Oddity
Critic:
Hope Madden
|
Posted on:
Jul 18, 2024
Directed by:
Damian Mc Carthy
Written by:
Damian Mc Carthy
Starring:
Carolyn Bracken, GwilymLee, Tadhg Murphy
Back in 2021, writer/director Damian Mc Carthy cast a spook house spell, rattling chains and all, with his pithy survival story Caveat. He’s back, and with him another claustrophobic but gorgeous supernatural tale of familial grievance.
Carolyn Bracken is Darcy, twin sister of the recently slain Dani (also Bracken). Darcy is a little touched—she still runs the curiosity/antique shop her mother left her and still holds on to the giant wooden man a witch gave her parents for their wedding. Darcy is also blind, so when she arrives at her brother-in-law’s home—the very spot where Dani came to her bloody end—Ted (Gwilym Lee) and his new live-in girlfriend (Caroline Menton) don’t know how to politely ask her to leave. And to take her giant wooden friend with her.

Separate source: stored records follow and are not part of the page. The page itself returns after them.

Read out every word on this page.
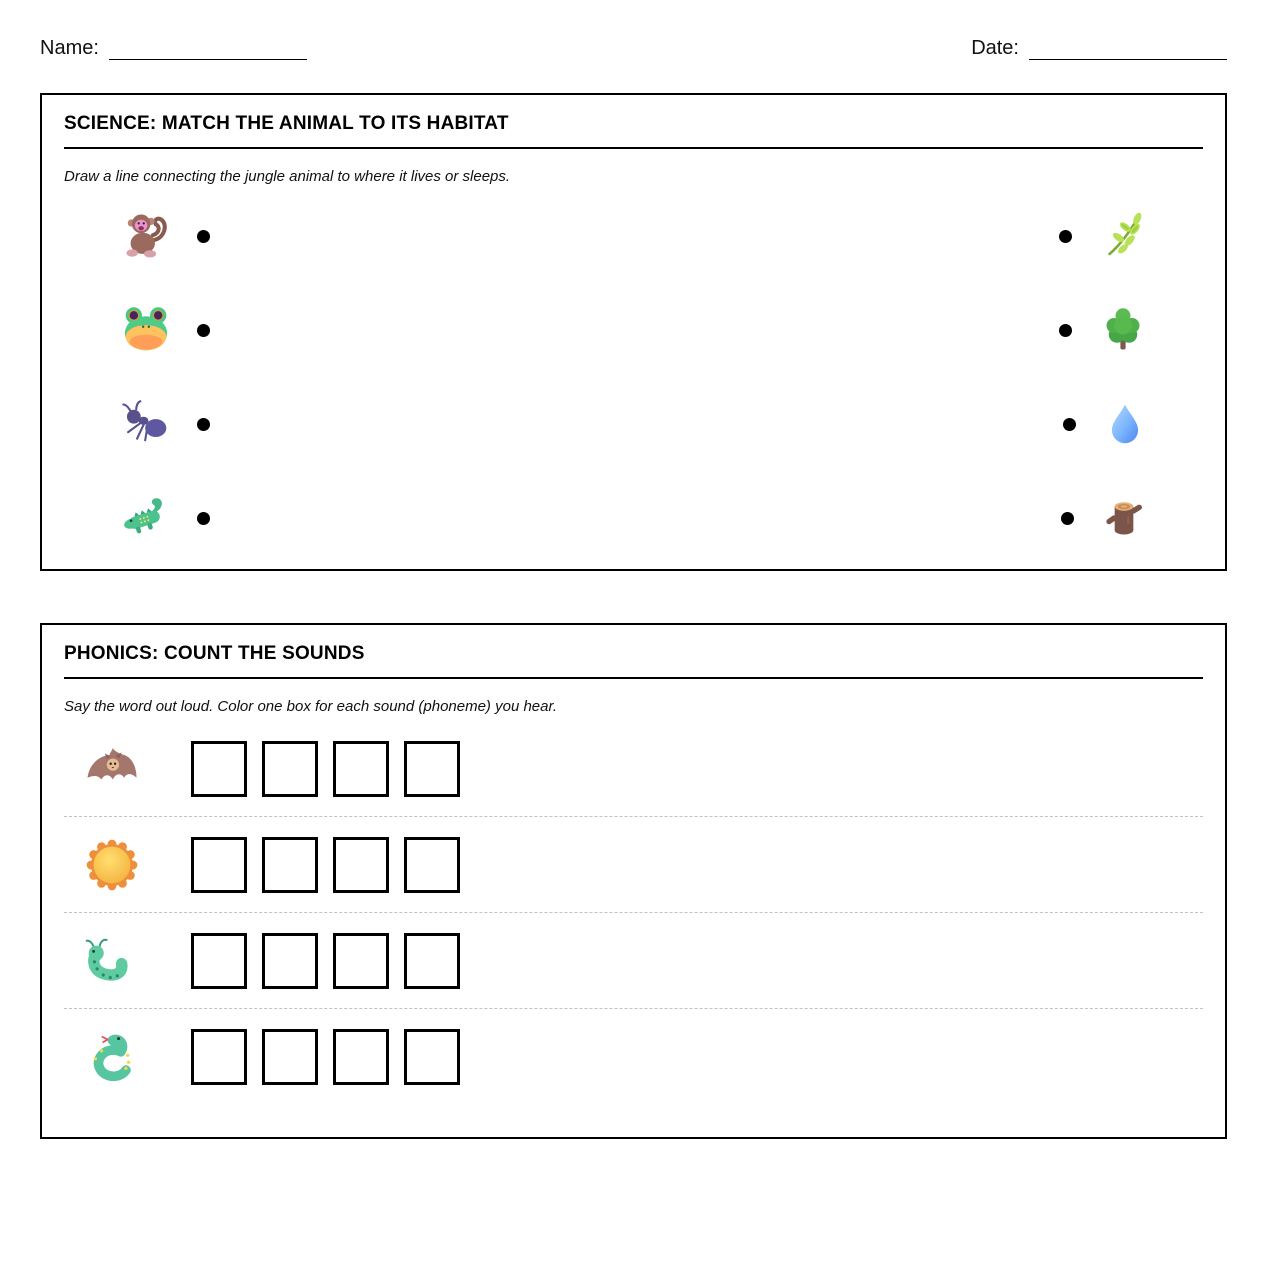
Name:	Date:
SCIENCE: MATCH THE ANIMAL TO ITS HABITAT
Draw a line connecting the jungle animal to where it lives or sleeps.
PHONICS: COUNT THE SOUNDS
Say the word out loud. Color one box for each sound (phoneme) you hear.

Oddity stitches together a handful of common enough ideas with a few real surprises. More importantly, Mc Carthy hands this tapestry of folklore and soap opera to a nimble cast and a gifted cinematographer. Together this team casts a spell too fun to break.
Mc Carthy’s framing inside and around the house where Dani died is gorgeous, surfaces of buttery caramel colors that shine and echo with the clicks of heels or rattle of ghosts. And when we’re not in this haunted space we’re in the age-old horror stomping grounds of a mental asylum—filmed rigidly and hopelessly, as if to suggest that the science of men is cruel and ugly.
But that beautiful, buttery home—Darcy and the wooden man have claimed that and they have no fear of men and science.
Both Lee and Menton deliver solid performances, while Steve Wall and Tadhg Murphy are flip sides of a terrifying coin. But Bracken owns Oddity—at first the warm and engaging Dani, authentic enough to make you mourn her, and then the elegantly spooky Darcy. Bracken, who was so terrifying and feral in Kate Dolan’s 2022 horror You Are Not My Mother, frightens in a very different way here.
At times Oddity suffers from a throwback sensibility—like an old Tales from the Darkside episode. But there’s no denying Mc Carthy’s talent for creating an atmosphere where anything can happen.